Penggunaan bom luncur secara massal oleh Rusia merupakan perkembangan yang relatif baru, dan telah terbukti berdampak buruk bagi pasukan Ukraina dalam beberapa bulan terakhir.

Bom luncur dibuat dengan menambahkan sayap lipat dan navigasi satelit ke bom Soviet lama. Mereka murah namun merusak.

Menjadi Pemicu Perebutan Kota-kota Ukraina



Foto/Telegram/The Independent

Sebuah laporan baru-baru ini oleh Pusat Analisis Kebijakan Eropa (CEPA) mengatakan bahwa hal tersebut sangat menentukan dalam perebutan kota utama Avdiivka di bagian timur yang dulunya dijaga ketat pada bulan Februari.

Pasukan Rusia kini menggunakan bom luncur untuk menyerang kota Kharkiv di utara. Ukraina sejauh ini kesulitan untuk melawannya.

Kepala polisi Vovchansk telah membantu mengevakuasi desa-desa perbatasan garis depan di wilayah Kharkiv, tempat pasukan Rusia baru-baru ini bergerak maju.

Saat diparkir di mobil polisinya, dia menceritakan kepada kita bahwa skala serangan telah meningkat secara dramatis.

“Selama enam bulan terakhir, kami cukup sering terkena bom luncur, mungkin lima hingga 10 bom per minggu… tapi bulan ini kami menerima lebih banyak bom dibandingkan sebelumnya,” katanya.

Rusia mampu menimbun bom luncur dalam jumlah banyak karena cukup mudah diproduksi.

“Bagian peledaknya pada dasarnya adalah bom besi konvensional yang jatuh bebas, yang Rusia punya ratusan ribu simpanannya sejak zaman Soviet,” kata Prof Justin Bronk, spesialis kekuatan udara dan teknologi militer di Royal United Services Institute (Rusi).

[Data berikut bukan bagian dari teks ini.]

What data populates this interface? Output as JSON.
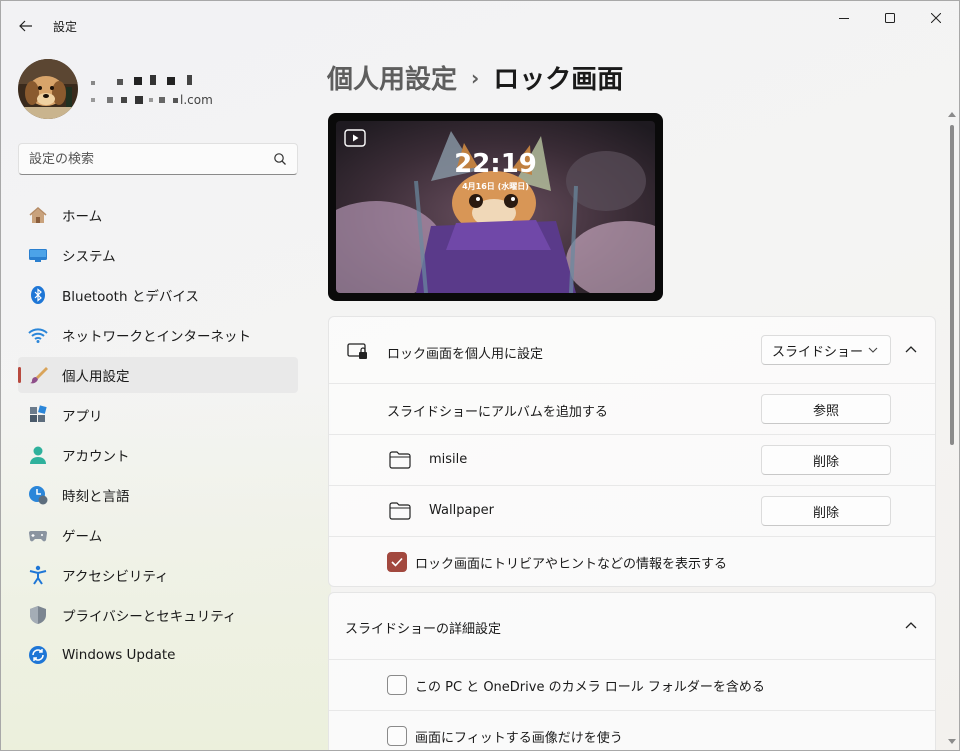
{
  "app": {
    "title": "設定"
  },
  "user": {
    "email_suffix": "l.com"
  },
  "search": {
    "placeholder": "設定の検索"
  },
  "nav": [
    {
      "label": "ホーム",
      "icon": "home-icon"
    },
    {
      "label": "システム",
      "icon": "system-icon"
    },
    {
      "label": "Bluetooth とデバイス",
      "icon": "bluetooth-icon"
    },
    {
      "label": "ネットワークとインターネット",
      "icon": "network-icon"
    },
    {
      "label": "個人用設定",
      "icon": "brush-icon",
      "active": true
    },
    {
      "label": "アプリ",
      "icon": "apps-icon"
    },
    {
      "label": "アカウント",
      "icon": "account-icon"
    },
    {
      "label": "時刻と言語",
      "icon": "time-language-icon"
    },
    {
      "label": "ゲーム",
      "icon": "gamepad-icon"
    },
    {
      "label": "アクセシビリティ",
      "icon": "accessibility-icon"
    },
    {
      "label": "プライバシーとセキュリティ",
      "icon": "shield-icon"
    },
    {
      "label": "Windows Update",
      "icon": "update-icon"
    }
  ],
  "breadcrumb": {
    "parent": "個人用設定",
    "separator": "›",
    "current": "ロック画面"
  },
  "preview": {
    "time": "22:19",
    "date": "4月16日 (水曜日)"
  },
  "lock_card": {
    "title": "ロック画面を個人用に設定",
    "mode_value": "スライドショー",
    "add_album_label": "スライドショーにアルバムを追加する",
    "browse_label": "参照",
    "albums": [
      {
        "name": "misile",
        "remove_label": "削除"
      },
      {
        "name": "Wallpaper",
        "remove_label": "削除"
      }
    ],
    "trivia_label": "ロック画面にトリビアやヒントなどの情報を表示する",
    "trivia_checked": true
  },
  "slideshow_card": {
    "title": "スライドショーの詳細設定",
    "options": [
      {
        "label": "この PC と OneDrive のカメラ ロール フォルダーを含める",
        "checked": false
      },
      {
        "label": "画面にフィットする画像だけを使う",
        "checked": false
      }
    ]
  },
  "colors": {
    "accent": "#a2483e",
    "active_indicator": "#b84a3f"
  }
}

“Mereka dilengkapi dengan sayap pop-out yang, setelah bom dijatuhkan, akan bergerak keluar sehingga memungkinkannya meluncur dalam jarak yang lebih jauh.”

Sistem panduan satelit yang terpasang memungkinkan penargetan posisi diam dengan akurasi yang relatif tinggi.

Setara dengan Rudal AS yang Bernilai Jutaan Dolar

Menurut Bronk, mekanisme bom tersebut memberi Rusia banyak fungsi yang dimiliki rudal bernilai jutaan dolar, namun dengan biaya yang lebih murah.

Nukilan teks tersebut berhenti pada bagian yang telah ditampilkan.